Sunday Magazine Editors Association
- Abbreviation: SUNMAG
- Formation: 1987
- Dissolved: 2001
- Purpose: Association of editors of Sunday magazines

= Sunday Magazine Editors Association =

American journalism organization

The Sunday Magazine Editors Association, also referred to as SUNMAG, or Sunmag, was an organization of editors of Sunday newspaper magazines. It represented a majority of the major newspaper magazines in the United States. The organization was formed in 1987 and was dissolved in 2001. Presidents of the organization included editors of newspaper magazines associated with the Boston Globe, The Philadelphia Inquirer, and The Hartford Courant.

==Awards==
The Sunday Magazine Editors Association gave out annual journalism awards to newspaper magazines, presented at the association's annual meeting.

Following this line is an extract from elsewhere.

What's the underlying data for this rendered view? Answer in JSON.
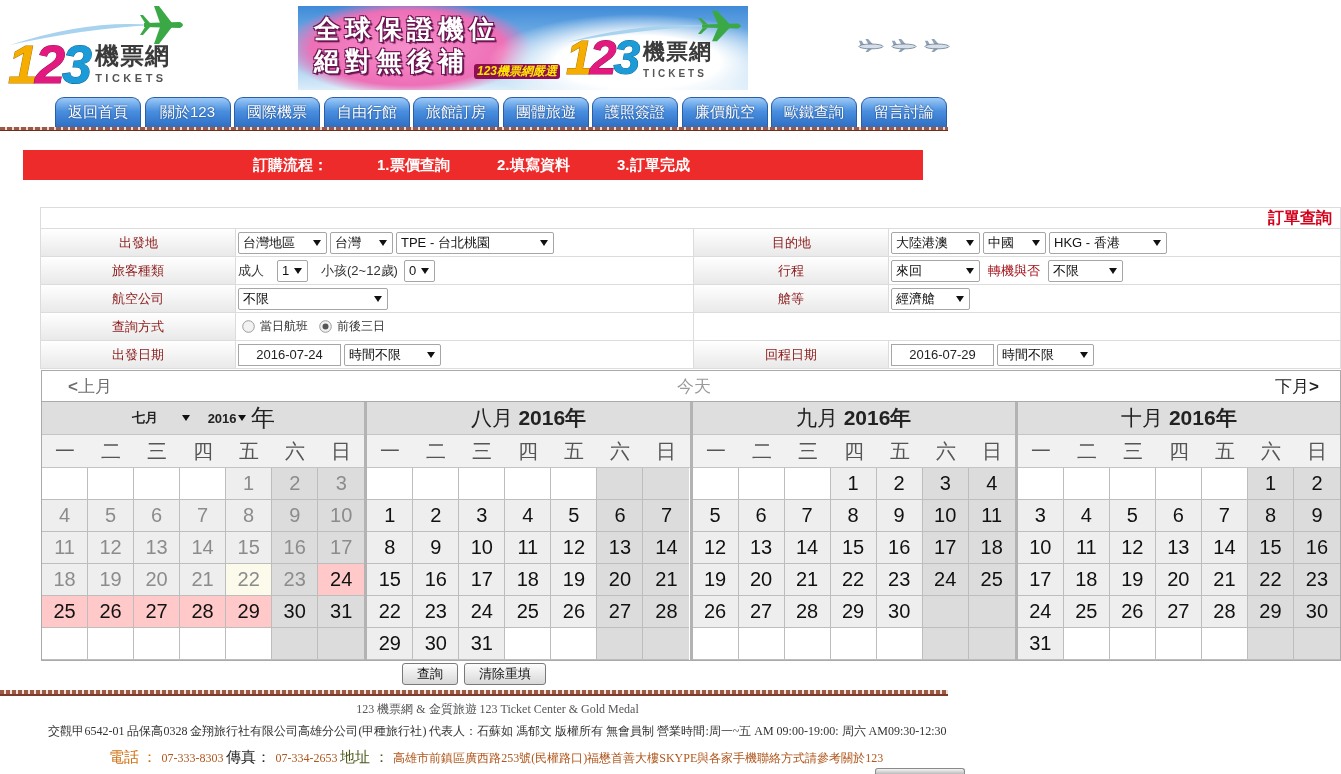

According to The Orlando Sentinel, the association's awards were considered "the premier contest in the nation for Sunday magazine journalism". Magazine category awards included: features, investigative in-depth story, profile, essay, photography (single image and multiple image), design, design (single spread) and design (multiple spread).

==History==
The organization was formed in 1987, and in that year, over 40 Sunday newspaper magazines entered the contest competing for the award for first place in investigative writing, which was won by The Washington Post Magazine.

In 1997, The Plain Dealer decided to commission an essay from Anna Quindlen in honor of the annual meeting of the organization. The theme was Women's History Month, and of the 26 papers notified, 18 published Quindlen's essay. The Association maintains data on the number of newspapers that publish their own Sunday magazines. The organization had 46 members in 1991. In 1994 the Association had 35 members, including Akron Beacon Journal, Anchorage Daily News, Los Angeles Times, The New York Times and The Washington Post.

Ande Zellman, editor of the Boston Globe Magazine, was the association's president in 1989. Fred Mann, editor of The Philadelphia Inquirer magazine Inquirer Magazine, was president of the association in 1991. Lary Bloom, editor of Northeast, Sunday magazine of The Hartford Courant, was elected president of the organization in 1995 at its annual SunMag conference, and continued to serve in that capacity in 1996. Its president in 1999 was Steve Courtney, deputy editor of Northeast.

The Sunday Magazine Editors Association ceased to exist in 2001.